6)  In einem Brief an Joseph Bloch schreibt Friedrich Engels am 21. September 1890 über den Verlauf der bisherigen antagonistischen Vergesellschaftungsgeschichte der Menschen in dramatisierend-erhellender Zuspitzung: „Denn was jeder einzelne will, wird von jedem anderen verhindert, und was herauskommt, ist etwas, das keiner gewollt hat“ (MEW 37, S. 464).

7)  Vgl. hierzu Minois 2000, S. 392ff.

8)  Meslier wendet sich auch entschieden gegen das christliche Scheidungsverbot und prangert dessen destruktive Folgen für die Psyche der betroffenen Männer, Frauen und Kinder an.

9)  „und diejenigen, die das meiste Übel zu ertragen haben, sind deswegen nicht immer die Anständigsten und Tugendhaftesten“ (Meslier, zit. n. Krauss 2005, S. 234).

10) „Eine beträchtliche Anzahl der auf dem Scheiterhaufen verbrannten ‚Hexen’ stellten offensichtlich Frauen mit gestörter Psyche, an Hysterie Erkrankte oder geistig beschränkte Personen dar.“ Zudem „gab es im Mittelalter einen Frauenüberschuß; da die Frauen nicht am Krieg, an den zahlreichen Fehden und gefahrvollen Unternehmungen teilnahmen, ... waren sie gegenüber den Männern in der Überzahl und füllten die Klöster und alle möglichen Gott wohlgefälligen Anstalten“ (Grigulevic 1985, S. 183).

11) „Lockes recht bittere Sicht der menschlichen Neigung zu Illusionen sowie zu törichtem und destruktivem Verhalten ist sozusagen eine naturalistisch gewendete Lehre von der Erbsünde“ (Taylor 1996, S. 438).

12) Schopenhauer und Nietzsche repräsentieren in jeweils besonderer Form eine Negation der progressiven Gründerideale und Philosophien der antifeudalen Bewegung des revolutionären Bürgertums: An die Stelle der aufklärerischen Wahrheitsorientierung tritt bei ihnen Erkenntnispessimismus; der Mensch als vernunftfähiges Gattungsindividuum mit Einsichtsfähigkeit in das objektive Sittengesetz wird ersetzt durch eine irrationale Willensmetaphysik sowie eine Ent-Rationalisierung und Amoralisierung des Subjekts. Damit wird letztendlich die Möglichkeit einer allgemeinverbindlichen bzw. überindividuellen Moral negiert und stattdessen die Erfahrung von Leid und Kampf verabsolutiert oder durch eine gruppenegoistische „Herrenmoral“ (Nietzsche) konterkariert.

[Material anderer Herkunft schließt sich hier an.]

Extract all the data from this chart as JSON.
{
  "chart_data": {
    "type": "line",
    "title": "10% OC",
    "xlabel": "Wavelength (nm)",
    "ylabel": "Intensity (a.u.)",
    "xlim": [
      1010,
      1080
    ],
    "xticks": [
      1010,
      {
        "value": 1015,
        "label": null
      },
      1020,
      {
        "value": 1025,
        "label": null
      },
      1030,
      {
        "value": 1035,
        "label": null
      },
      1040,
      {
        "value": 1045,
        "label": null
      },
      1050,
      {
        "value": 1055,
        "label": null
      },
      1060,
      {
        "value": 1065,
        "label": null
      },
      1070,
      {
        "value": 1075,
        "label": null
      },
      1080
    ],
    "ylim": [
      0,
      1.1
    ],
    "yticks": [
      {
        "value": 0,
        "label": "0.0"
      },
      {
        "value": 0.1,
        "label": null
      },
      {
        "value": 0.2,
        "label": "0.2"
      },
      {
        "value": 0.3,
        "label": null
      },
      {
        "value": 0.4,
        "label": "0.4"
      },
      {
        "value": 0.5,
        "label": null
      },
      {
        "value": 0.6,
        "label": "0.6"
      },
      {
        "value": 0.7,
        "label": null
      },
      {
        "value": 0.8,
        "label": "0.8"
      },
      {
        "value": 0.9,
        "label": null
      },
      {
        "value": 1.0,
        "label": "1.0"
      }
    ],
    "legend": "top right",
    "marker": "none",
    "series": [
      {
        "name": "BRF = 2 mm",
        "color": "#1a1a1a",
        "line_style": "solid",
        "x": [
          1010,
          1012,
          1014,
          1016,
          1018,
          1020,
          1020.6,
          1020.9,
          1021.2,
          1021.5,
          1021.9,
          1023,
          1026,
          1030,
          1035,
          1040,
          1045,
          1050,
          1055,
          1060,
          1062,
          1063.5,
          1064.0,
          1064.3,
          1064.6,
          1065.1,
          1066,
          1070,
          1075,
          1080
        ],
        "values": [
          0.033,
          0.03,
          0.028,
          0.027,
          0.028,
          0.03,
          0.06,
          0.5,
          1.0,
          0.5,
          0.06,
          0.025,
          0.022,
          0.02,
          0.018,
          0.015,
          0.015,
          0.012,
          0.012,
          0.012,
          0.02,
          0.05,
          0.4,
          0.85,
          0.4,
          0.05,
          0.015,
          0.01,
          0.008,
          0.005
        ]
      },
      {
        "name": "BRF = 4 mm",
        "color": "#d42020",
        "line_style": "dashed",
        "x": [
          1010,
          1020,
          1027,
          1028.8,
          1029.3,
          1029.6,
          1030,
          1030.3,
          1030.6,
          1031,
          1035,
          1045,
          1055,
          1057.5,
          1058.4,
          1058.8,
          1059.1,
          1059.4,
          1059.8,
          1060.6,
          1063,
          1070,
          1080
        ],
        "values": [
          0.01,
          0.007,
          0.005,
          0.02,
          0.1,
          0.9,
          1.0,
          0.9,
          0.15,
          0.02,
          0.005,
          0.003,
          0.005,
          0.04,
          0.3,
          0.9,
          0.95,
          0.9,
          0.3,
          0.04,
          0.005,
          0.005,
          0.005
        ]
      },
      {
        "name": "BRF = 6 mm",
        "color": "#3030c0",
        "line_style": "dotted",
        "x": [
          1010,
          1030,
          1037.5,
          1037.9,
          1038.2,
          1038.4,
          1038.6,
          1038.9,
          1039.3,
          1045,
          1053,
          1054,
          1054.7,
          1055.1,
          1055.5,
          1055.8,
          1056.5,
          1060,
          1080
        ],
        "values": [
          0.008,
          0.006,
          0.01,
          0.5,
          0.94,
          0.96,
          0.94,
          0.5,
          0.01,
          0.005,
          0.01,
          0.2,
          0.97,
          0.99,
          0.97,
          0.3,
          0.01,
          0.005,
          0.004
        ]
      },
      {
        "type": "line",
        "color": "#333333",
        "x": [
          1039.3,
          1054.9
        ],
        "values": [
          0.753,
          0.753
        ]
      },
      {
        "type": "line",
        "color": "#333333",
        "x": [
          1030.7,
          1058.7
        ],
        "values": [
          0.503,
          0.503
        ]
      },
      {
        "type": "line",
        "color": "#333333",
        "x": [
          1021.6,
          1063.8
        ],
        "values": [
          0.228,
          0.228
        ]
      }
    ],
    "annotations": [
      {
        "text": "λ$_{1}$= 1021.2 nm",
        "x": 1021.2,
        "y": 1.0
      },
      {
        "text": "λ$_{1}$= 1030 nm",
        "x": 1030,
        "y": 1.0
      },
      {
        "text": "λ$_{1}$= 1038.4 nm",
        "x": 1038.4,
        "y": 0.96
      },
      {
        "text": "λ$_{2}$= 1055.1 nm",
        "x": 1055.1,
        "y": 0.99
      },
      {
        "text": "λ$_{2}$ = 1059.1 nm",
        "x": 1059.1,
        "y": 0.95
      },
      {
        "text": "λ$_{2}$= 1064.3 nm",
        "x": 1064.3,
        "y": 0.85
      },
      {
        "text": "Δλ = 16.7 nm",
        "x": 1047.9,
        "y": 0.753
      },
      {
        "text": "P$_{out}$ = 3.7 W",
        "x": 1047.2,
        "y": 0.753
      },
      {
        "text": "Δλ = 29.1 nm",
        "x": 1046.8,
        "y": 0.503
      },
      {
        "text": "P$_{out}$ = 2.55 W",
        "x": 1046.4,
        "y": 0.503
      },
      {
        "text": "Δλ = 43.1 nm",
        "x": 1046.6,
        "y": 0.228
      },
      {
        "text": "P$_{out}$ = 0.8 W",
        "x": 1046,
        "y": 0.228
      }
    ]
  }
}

13) Sehr klarsichtig wird zudem die Verstrickung auch nichtreligiöser Menschen in die religiöse Moralfalle gesehen: „Wir sehen oft, wie sich verdorbene Menschen von ihren religiösen Vorurteilen, deren Nichtigkeit ihr Geist erkannte, befreien und höchst unklug daraus folgern, daß die Moral keine festere Grundlage besitzt als die Religion. Sie meinen, daß, nachdem diese einmal abgetan ist, keine Pflichten mehr für sie bestünden und sie sich hinfort allen möglichen Ausschweifungen hingeben dürften. Wenn wir nach der Ursache für die sogenannte Philosophie dieser üblen Klugredner forschen, dann werden wir erkennen, daß sie von keiner echten Wahrheitsliebe besessen sind.“ (Du Marsais, Holbach 1972, S. 129)

14) „Handle so, daß die Maxime deines Willens jederzeit zugleich als Princip einer allgemeinen Gesetzgebung dienen könne.“ (Kant, Akademieausgabe V, S. 30)

15) Vgl. hierzu ausführlich Treptow 2012.

16) „Trotz des Vordringens freier vertraglicher Arbeitsverhältnisse gab es noch bis zur Revolution von 1918 Gesindeordnungen, die es erlaubten, über die Dienstboten nach Lust und Laune zeitlich unbegrenzt zu verfügen und sie auch körperlich zu bestrafen“ (Tjaden-Steinhauer/Tjaden 2001, S. 274f.).

17) Die bürgerlich-konservative Variante lässt sich als abgeschwächte bzw. gemäßigte Form der rechtstotalitären Strategie identifizieren. Oder umgekehrt: die rechtstotalitäre Variante lässt sich als radikalisierte bzw. zugespitzte Form der bürgerlich-konservativen Strategie (weitgehende Zurückdrängung der kulturellen Moderne mit formal-legalen/nichtterroristischen Mitteln) bestimmen.